What Are the Statutory Accounting Concepts (SAP)?
The Statutory Accounting Concepts (SAP) are a number of accounting regulations prescribed by the use of the National Association of Insurance policy Commissioners (NAIC) for the preparation of an insurance policy corporate’s financial statements. The overarching serve as of SAP is to lend a hand state regulators in monitoring the solvency of insurance policy companies.
Key Takeaways
- The Statutory Accounting Concepts (SAP) are accounting regulations for the preparation of an insurance policy corporate’s financial statements.
- The focus of SAP is to ensure the solvency of insurance policy corporations so that they may be able to meet the tasks to their policyholders.
- State law oversees the implementation of SAP.
- SAP makes a speciality of 3 core values, which may also be conservatism, popularity, and consistency.
Understanding the Statutory Accounting Concepts (SAP)
Filings prepared using the Statutory Accounting Concepts are submitted to explicit particular person state regulatory our our bodies, which check out the solvency levels of insurance policy corporations, so as that they will make sure all tasks are met by the use of policyholders and contract holders, and a few different jail tasks that may stand up.

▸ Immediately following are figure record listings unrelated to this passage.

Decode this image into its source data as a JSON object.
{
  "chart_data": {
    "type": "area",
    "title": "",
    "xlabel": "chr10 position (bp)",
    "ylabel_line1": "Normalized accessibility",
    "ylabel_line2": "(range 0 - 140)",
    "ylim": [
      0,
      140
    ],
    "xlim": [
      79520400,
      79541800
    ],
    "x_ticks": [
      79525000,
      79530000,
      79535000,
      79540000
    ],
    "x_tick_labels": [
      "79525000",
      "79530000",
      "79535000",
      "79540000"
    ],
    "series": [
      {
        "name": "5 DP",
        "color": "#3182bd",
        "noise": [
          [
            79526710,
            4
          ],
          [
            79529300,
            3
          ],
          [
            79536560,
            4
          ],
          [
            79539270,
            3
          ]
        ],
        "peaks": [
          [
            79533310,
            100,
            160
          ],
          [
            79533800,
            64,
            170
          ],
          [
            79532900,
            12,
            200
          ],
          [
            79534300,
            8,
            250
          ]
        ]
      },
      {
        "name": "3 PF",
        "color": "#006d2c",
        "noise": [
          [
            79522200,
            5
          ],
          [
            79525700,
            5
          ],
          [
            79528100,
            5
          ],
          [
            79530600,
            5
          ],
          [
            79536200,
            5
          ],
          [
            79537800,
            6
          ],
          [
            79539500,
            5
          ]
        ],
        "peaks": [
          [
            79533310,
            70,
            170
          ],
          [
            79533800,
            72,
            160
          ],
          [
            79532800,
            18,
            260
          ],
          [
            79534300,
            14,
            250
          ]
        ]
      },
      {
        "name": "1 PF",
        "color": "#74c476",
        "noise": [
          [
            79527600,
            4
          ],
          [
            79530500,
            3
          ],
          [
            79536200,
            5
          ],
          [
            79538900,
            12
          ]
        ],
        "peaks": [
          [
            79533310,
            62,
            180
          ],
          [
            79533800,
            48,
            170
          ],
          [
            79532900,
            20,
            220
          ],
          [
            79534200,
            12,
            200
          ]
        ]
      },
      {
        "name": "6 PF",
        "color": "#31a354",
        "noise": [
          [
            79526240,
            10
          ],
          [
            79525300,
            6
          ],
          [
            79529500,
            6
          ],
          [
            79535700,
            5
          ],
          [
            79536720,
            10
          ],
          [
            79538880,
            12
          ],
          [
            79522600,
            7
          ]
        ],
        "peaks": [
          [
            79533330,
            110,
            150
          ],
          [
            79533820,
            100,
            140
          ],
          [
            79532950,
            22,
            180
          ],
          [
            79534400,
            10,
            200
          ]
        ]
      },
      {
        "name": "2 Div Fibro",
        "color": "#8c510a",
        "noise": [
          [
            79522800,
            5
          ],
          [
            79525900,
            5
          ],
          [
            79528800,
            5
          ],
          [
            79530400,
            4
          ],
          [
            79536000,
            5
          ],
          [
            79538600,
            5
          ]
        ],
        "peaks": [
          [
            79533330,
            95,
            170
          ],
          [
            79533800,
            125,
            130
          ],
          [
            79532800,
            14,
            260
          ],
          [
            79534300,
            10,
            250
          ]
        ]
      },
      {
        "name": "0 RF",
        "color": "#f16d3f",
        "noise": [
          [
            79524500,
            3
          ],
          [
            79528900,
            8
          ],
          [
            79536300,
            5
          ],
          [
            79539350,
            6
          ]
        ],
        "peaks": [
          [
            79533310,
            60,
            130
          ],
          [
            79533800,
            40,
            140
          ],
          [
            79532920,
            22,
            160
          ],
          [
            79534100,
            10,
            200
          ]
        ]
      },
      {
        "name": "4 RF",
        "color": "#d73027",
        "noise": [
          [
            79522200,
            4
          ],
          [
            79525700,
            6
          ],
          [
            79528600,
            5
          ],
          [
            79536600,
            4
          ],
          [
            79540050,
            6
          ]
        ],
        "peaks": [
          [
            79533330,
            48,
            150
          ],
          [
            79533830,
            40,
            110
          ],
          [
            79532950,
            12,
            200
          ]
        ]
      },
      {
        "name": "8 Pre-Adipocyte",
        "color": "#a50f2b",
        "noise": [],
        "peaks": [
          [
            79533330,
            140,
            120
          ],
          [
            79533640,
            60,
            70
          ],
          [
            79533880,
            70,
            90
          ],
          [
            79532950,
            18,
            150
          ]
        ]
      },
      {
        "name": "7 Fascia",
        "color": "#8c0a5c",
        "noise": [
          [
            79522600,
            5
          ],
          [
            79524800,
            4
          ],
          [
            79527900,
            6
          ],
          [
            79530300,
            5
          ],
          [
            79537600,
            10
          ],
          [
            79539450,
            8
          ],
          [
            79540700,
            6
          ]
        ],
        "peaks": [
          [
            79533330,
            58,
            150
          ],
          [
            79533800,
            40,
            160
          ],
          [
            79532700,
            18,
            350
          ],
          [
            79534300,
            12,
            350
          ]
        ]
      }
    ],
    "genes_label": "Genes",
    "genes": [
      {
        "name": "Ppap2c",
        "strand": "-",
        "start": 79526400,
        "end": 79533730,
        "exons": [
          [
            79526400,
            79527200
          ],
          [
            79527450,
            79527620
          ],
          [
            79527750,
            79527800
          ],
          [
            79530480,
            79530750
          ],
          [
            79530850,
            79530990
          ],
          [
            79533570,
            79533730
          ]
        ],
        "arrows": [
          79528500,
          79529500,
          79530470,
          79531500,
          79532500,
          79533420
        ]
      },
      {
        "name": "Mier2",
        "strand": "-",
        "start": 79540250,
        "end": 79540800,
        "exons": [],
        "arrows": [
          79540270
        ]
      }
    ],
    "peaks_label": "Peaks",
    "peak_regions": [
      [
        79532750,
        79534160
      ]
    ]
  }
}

State regulators seek for sufficient capital and surplus in an organization as required by the use of SAP to provide a safety web.
SAP is constructed beneath the framework of usually authorized accounting regulations (GAAP), alternatively SAP’s primary emphasis is recording and maintaining solvency measures, whilst GAAP is principally designed to uphold perfect necessities for the right kind portrayal of an organization’s operations for the good thing about patrons, creditors, and other consumers of monetary statements. Thus, SAP-prepared books are further useful to insurance policy regulators than GAAP-prepared accounts and point of interest principally on the balance sheet observation.
Pillars of the Statutory Accounting Concepts (SAP)
The NAIC advanced SAP to keep on with a couple of primary values: conservatism, popularity, and consistency.
- Conservatism: The serve as is to conduct valuations in a conservative signifies that offers protection to policyholders against any adverse movements of a company’s financial scenario to regulate financial solvency.
- Reputation: The focus is to take account of assets which could be liquid and in a position to meet the corporate’s tasks when they are due. Any assets which could be illiquid or unavailable as a result of another tasks, should no longer be thought to be. The ones assets should be marked against surplus.
- Consistency: SAP should be performed in a relentless method when used to evaluate insurance policy companies so that regulators are in a position to test statements across the board in a vital manner.
Exact World Example
American World Workforce, Inc. (AIG) items “Statutory Financial Knowledge and Restrictions” beneath Understand 20 in its 2019 fourth quarter 10-K consolidated financial statements. The table in Understand 20 shows exact statutory capital and surplus for the insurer’s general-casualty and lifestyles and retirement insurance policy lines of business compared to the minimum required statutory capital and surplus.
On Dec. 31, 2019, for the full insurance policy segment, AIG had more or less $33.7 billion in capital and surplus against the $12.8 billion minimum required amount. For the lifestyles and retirement insurance policy segment, AIG held $14.5 billion in capital and surplus against the $4.6 billion minimum required amount. The ones numbers indicate a comfortable margin of coverage with regards to solvency.